Procházková's second husband, Ibragim Zyazikov, an Ingushethian from the teip of Murat Zyazikov who worked as security guard for the People in Need organization, was kidnapped in Chechnya in February 2003 and disappeared without trace. In 2006, her son Zafar (named after her third husband, Zafar Paikar, a photographer from Afghanistan) was born.

In 2001, the cash prize of the Hanno R. Ellenbogen Citizenship Award was passed on to her by Madeleine Albright.
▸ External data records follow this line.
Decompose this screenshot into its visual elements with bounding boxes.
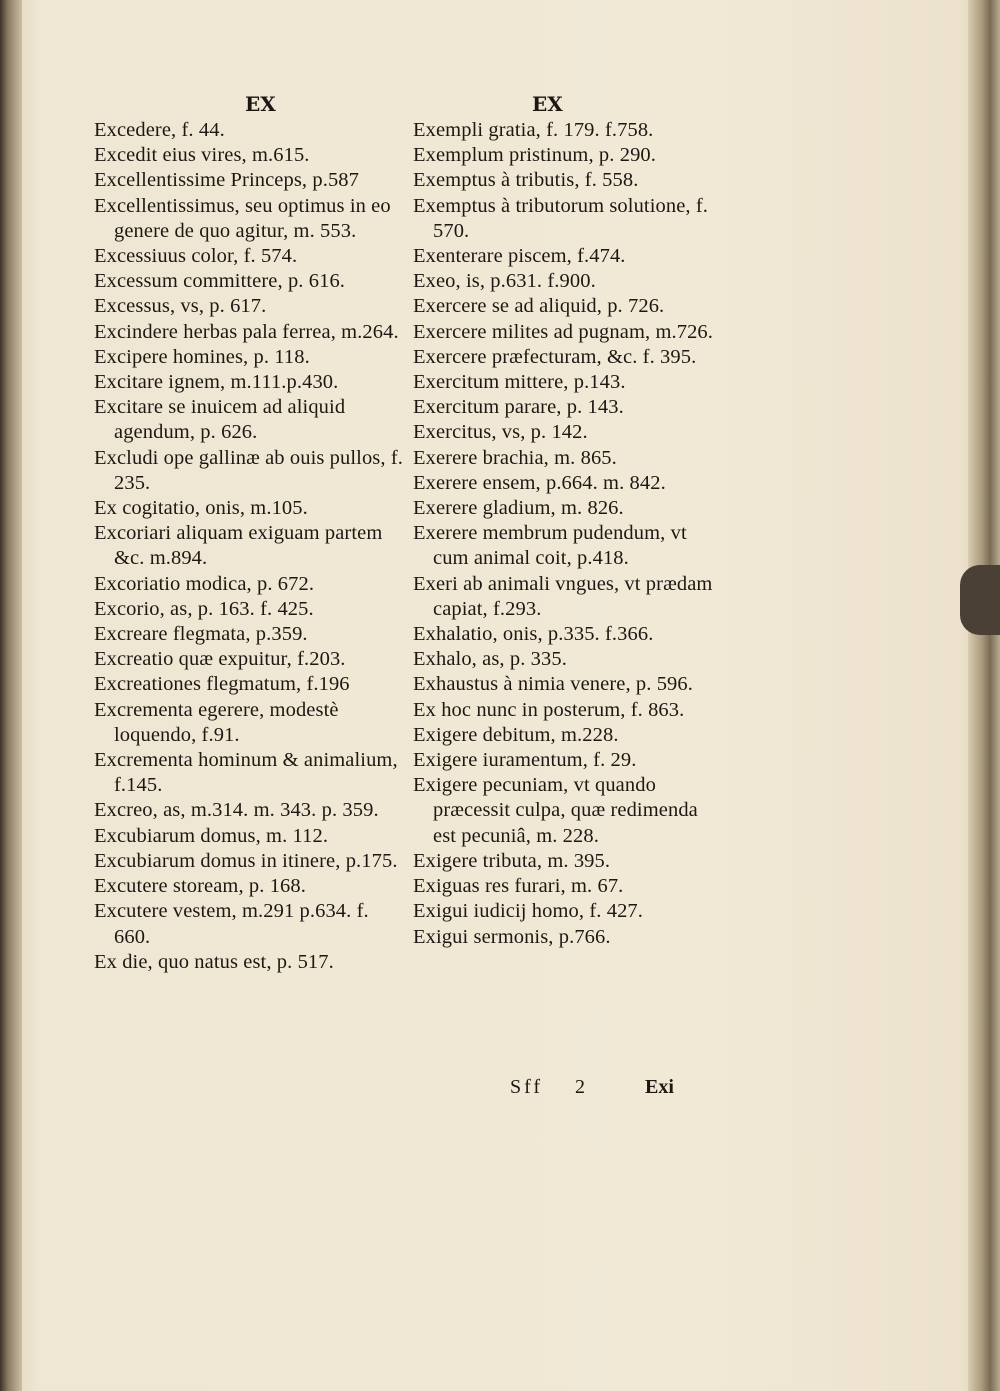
index-entry: Exercitus, vs, p. 142. bbox=[413, 421, 588, 444]
index-entry: Excitare se inuicem ad aliquid agendum, p. 626. bbox=[94, 396, 346, 444]
page-edge bbox=[968, 0, 1000, 1391]
index-entry: Excorio, as, p. 163. f. 425. bbox=[94, 597, 314, 620]
index-entry: Ex hoc nunc in posterum, f. 863. bbox=[413, 698, 685, 721]
index-entry: Excludi ope gallinæ ab ouis pullos, f. 235. bbox=[94, 446, 403, 494]
index-entry: Exerere ensem, p.664. m. 842. bbox=[413, 471, 666, 494]
index-entry: Excreo, as, m.314. m. 343. p. 359. bbox=[94, 799, 379, 822]
index-entry: Exercere se ad aliquid, p. 726. bbox=[413, 295, 665, 318]
index-entry: Exigere iuramentum, f. 29. bbox=[413, 749, 637, 772]
index-entry: Excellentissime Princeps, p.587 bbox=[94, 169, 359, 192]
index-entry: Ex cogitatio, onis, m.105. bbox=[94, 497, 308, 520]
index-entry: Excreatio quæ expuitur, f.203. bbox=[94, 648, 346, 671]
index-entry: Excubiarum domus, m. 112. bbox=[94, 824, 329, 847]
index-entry: Exigere debitum, m.228. bbox=[413, 723, 619, 746]
index-entry: Exigere tributa, m. 395. bbox=[413, 849, 611, 872]
index-entry: Excrementa egerere, modestè loquendo, f.91. bbox=[94, 698, 339, 746]
index-entry: Excoriari aliquam exiguam partem &c. m.894. bbox=[94, 522, 383, 570]
index-entry: Exigui iudicij homo, f. 427. bbox=[413, 900, 643, 923]
index-entry: Excubiarum domus in itinere, p.175. bbox=[94, 849, 398, 872]
index-entry: Exhaustus à nimia venere, p. 596. bbox=[413, 673, 693, 696]
signature-number: 2 bbox=[575, 1076, 585, 1098]
page-clip bbox=[960, 565, 1000, 635]
index-entry: Excrementa hominum & animalium, f.145. bbox=[94, 749, 398, 797]
signature-mark: Sff bbox=[510, 1076, 544, 1098]
index-entry: Exerere brachia, m. 865. bbox=[413, 446, 617, 469]
index-entry: Exerere membrum pudendum, vt cum animal coit, p.418. bbox=[413, 522, 687, 570]
index-entry: Excedit eius vires, m.615. bbox=[94, 144, 310, 167]
index-entry: Exerere gladium, m. 826. bbox=[413, 497, 624, 520]
index-entry: Exeri ab animali vngues, vt prædam capiat, f.293. bbox=[413, 572, 713, 620]
index-entry: Exhalo, as, p. 335. bbox=[413, 648, 567, 671]
index-entry: Exemptus à tributorum solutione, f. 570. bbox=[413, 194, 709, 242]
index-entry: Exercitum mittere, p.143. bbox=[413, 371, 626, 394]
index-entry: Ex die, quo natus est, p. 517. bbox=[94, 950, 334, 973]
index-entry: Excellentissimus, seu optimus in eo genere de quo agitur, m. 553. bbox=[94, 194, 391, 242]
index-entry: Exiguas res furari, m. 67. bbox=[413, 875, 624, 898]
index-entry: Excindere herbas pala ferrea, m.264. bbox=[94, 320, 399, 343]
index-entry: Exempli gratia, f. 179. f.758. bbox=[413, 119, 654, 141]
index-entry: Exemptus à tributis, f. 558. bbox=[413, 169, 639, 192]
index-entry: Excedere, f. 44. bbox=[94, 119, 225, 141]
book-gutter bbox=[0, 0, 22, 1391]
index-entry: Exercere milites ad pugnam, m.726. bbox=[413, 320, 713, 343]
index-column-right bbox=[413, 118, 723, 950]
index-entry: Excessus, vs, p. 617. bbox=[94, 295, 267, 318]
running-head-right: EX bbox=[532, 92, 563, 116]
index-entry: Exercere præfecturam, &c. f. 395. bbox=[413, 345, 697, 368]
index-entry: Excutere stoream, p. 168. bbox=[94, 875, 306, 898]
index-entry: Excreare flegmata, p.359. bbox=[94, 623, 308, 646]
running-head-left: EX bbox=[245, 92, 276, 116]
index-entry: Excreationes flegmatum, f.196 bbox=[94, 673, 350, 696]
catchword: Exi bbox=[645, 1076, 674, 1098]
index-entry: Exercitum parare, p. 143. bbox=[413, 396, 624, 419]
index-entry: Exhalatio, onis, p.335. f.366. bbox=[413, 623, 654, 646]
index-entry: Exemplum pristinum, p. 290. bbox=[413, 144, 656, 167]
index-entry: Excessum committere, p. 616. bbox=[94, 270, 346, 293]
index-entry: Excitare ignem, m.111.p.430. bbox=[94, 371, 339, 394]
index-entry: Excessiuus color, f. 574. bbox=[94, 245, 298, 268]
index-column-left bbox=[94, 118, 404, 975]
index-entry: Excipere homines, p. 118. bbox=[94, 345, 310, 368]
index-entry: Exenterare piscem, f.474. bbox=[413, 245, 626, 268]
index-entry: Exigui sermonis, p.766. bbox=[413, 925, 611, 948]
index-entry: Exeo, is, p.631. f.900. bbox=[413, 270, 596, 293]
index-entry: Excoriatio modica, p. 672. bbox=[94, 572, 315, 595]
index-entry: Exigere pecuniam, vt quando præcessit culpa, quæ redimenda est pecuniâ, m. 228. bbox=[413, 774, 698, 847]
index-entry: Excutere vestem, m.291 p.634. f. 660. bbox=[94, 900, 369, 948]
In 2024, she was awarded the Order of Friendship by the Chechen government in exile.

==Books==
- Petra Procházková, Jaromír Štětina: Utřete tělesné šťávy (Wipe out the body fluids), 2001, ISBN 80-86103-51-X. Collection of short stories about people pushed outside the society due to wartime cruelty.
- Jaromír Štětina, Petra Procházková: Rošangol, 2003, ISBN 80-86103-70-6. Two stories about women-mothers from the contemporary Afghanistan.
- Petra Procházková: Aluminiová královna: rusko-čečenská válka očima žen (The Aluminium Queen: The Russian-Chechen War Through the Eyes of Women), 2003, ISBN 80-7106-730-X. Document about women struggling for survival in Chechnya during the wars. It was translated into French, Swedish, Polish, Dutch and Estonian.
- Petra Procházková: Frišta, 2004, ISBN 80-7106-792-X. Novel about a Russian-Tadjik woman living in Afghanistan after the fall of Taliban.